Tea is HUGE here. You can get Earl Grey with lavender accents and snobby French teas that even the French can't pronounce and things done with "'erbs" and fruit that don't even have any connection with the tea plant and white tea and green tea and it's all served iced, with or without ice, or hot in a glass, probably with lemon on the side. Ask for milk in it, and people will look at you like you just drop-kicked a kitten, but if you're lucky they might be able to find a sachet of powdered non-dairy creamer that's normally used for coffee.
"A mug, white, with one" has no meaning here in the US, because the incredible range of things they call tea precludes any such simplicity. Even being able to find plain black tea (which is what most Brits expect when we say "tea") will be a challenge, as most places don't even stock the stuff.
While you can get brands of tea that claim to be the same, at specialist places like World Market and such, odds are that you won't find a reliable source of tea that tastes as you are accustomed until you've been here a while (few years maybe).
Mostly, they're as much the "same" as cola canned in the UK, US, and middle east are the "same", which is to say, they have the same logo on the box but there it ends.
So bring a good stash of your own comfort drinks.
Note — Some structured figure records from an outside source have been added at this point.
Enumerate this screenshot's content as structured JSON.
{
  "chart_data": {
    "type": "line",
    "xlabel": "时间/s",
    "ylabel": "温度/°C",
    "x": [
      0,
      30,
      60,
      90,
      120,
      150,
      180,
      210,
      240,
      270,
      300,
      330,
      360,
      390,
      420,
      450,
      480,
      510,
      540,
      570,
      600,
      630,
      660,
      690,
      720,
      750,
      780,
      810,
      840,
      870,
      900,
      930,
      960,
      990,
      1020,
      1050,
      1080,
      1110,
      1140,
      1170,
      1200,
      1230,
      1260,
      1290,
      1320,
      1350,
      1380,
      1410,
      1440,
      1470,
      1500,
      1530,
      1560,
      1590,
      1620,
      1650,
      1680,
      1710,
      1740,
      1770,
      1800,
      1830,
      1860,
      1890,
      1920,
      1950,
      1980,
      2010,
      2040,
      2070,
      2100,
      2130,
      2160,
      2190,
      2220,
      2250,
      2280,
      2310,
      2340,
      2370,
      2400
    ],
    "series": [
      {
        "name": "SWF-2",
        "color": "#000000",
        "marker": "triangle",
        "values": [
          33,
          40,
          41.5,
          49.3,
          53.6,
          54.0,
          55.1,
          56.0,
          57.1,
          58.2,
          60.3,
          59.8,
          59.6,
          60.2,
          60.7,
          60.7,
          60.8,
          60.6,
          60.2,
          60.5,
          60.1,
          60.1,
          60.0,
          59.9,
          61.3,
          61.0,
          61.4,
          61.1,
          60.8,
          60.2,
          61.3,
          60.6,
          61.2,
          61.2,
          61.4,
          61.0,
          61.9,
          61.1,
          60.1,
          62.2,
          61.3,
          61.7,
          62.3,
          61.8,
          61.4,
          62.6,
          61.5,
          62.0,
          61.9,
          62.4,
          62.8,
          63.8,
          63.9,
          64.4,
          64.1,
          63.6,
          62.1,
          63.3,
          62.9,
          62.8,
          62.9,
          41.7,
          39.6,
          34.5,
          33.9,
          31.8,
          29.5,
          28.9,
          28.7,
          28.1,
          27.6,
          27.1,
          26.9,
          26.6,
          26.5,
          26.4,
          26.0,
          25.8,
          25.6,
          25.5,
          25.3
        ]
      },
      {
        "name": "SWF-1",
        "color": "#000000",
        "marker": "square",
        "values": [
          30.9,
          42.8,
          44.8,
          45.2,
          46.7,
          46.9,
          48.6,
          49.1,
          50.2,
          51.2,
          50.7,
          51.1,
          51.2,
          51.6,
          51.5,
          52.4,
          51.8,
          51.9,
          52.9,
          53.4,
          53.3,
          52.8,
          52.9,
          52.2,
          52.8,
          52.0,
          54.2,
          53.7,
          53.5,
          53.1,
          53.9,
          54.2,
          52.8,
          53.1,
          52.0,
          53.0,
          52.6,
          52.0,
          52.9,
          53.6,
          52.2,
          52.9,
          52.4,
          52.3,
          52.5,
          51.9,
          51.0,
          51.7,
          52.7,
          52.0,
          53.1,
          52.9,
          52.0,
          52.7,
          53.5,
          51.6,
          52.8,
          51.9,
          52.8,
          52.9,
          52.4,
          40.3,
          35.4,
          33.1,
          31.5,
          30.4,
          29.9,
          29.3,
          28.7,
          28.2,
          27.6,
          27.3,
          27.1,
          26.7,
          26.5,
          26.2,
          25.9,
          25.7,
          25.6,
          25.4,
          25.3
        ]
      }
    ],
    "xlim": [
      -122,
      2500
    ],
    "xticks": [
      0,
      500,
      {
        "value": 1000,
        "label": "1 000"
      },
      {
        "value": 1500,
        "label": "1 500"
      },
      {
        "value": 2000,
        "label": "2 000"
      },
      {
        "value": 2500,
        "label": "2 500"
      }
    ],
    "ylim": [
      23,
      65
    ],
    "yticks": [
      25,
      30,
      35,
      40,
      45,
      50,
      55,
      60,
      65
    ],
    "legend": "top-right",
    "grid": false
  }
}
Also, bring a travel kettle that can work on 120v. Not only do most hotels not have a kettle in each room, but it's hard to find an electric kettle that actually works for any reasonable amount of money.
And don't use tap water to make the tea. I know, "don't drink the water" is so hackneyed travel advice, it's become a trope. But either buy bottled water, or get a very good water filter (which, thankfully, they DO sell here). Mains water is typically laced with chlorine and fluoride by law, to the point that you step out of the shower smelling olike you just stepped out of a swimming pool. So you will meet many Americans with thyroid issues (I never even knew thyroids existed, beyond a vague "heard the name", before I came to the US), and none of them have any clue why. Most assume it's genetic.
TL;DR: Don't drink the water. Bring tea bags. Bring a 120v kettle. And be prepared for the fact that the toilet paper is both a different shape, and not up to BSI Kitemark standards. Frankly, you might as well wipe your arse on a teabag. But that's another rant, for another time.
And don't get me started on the plumbing.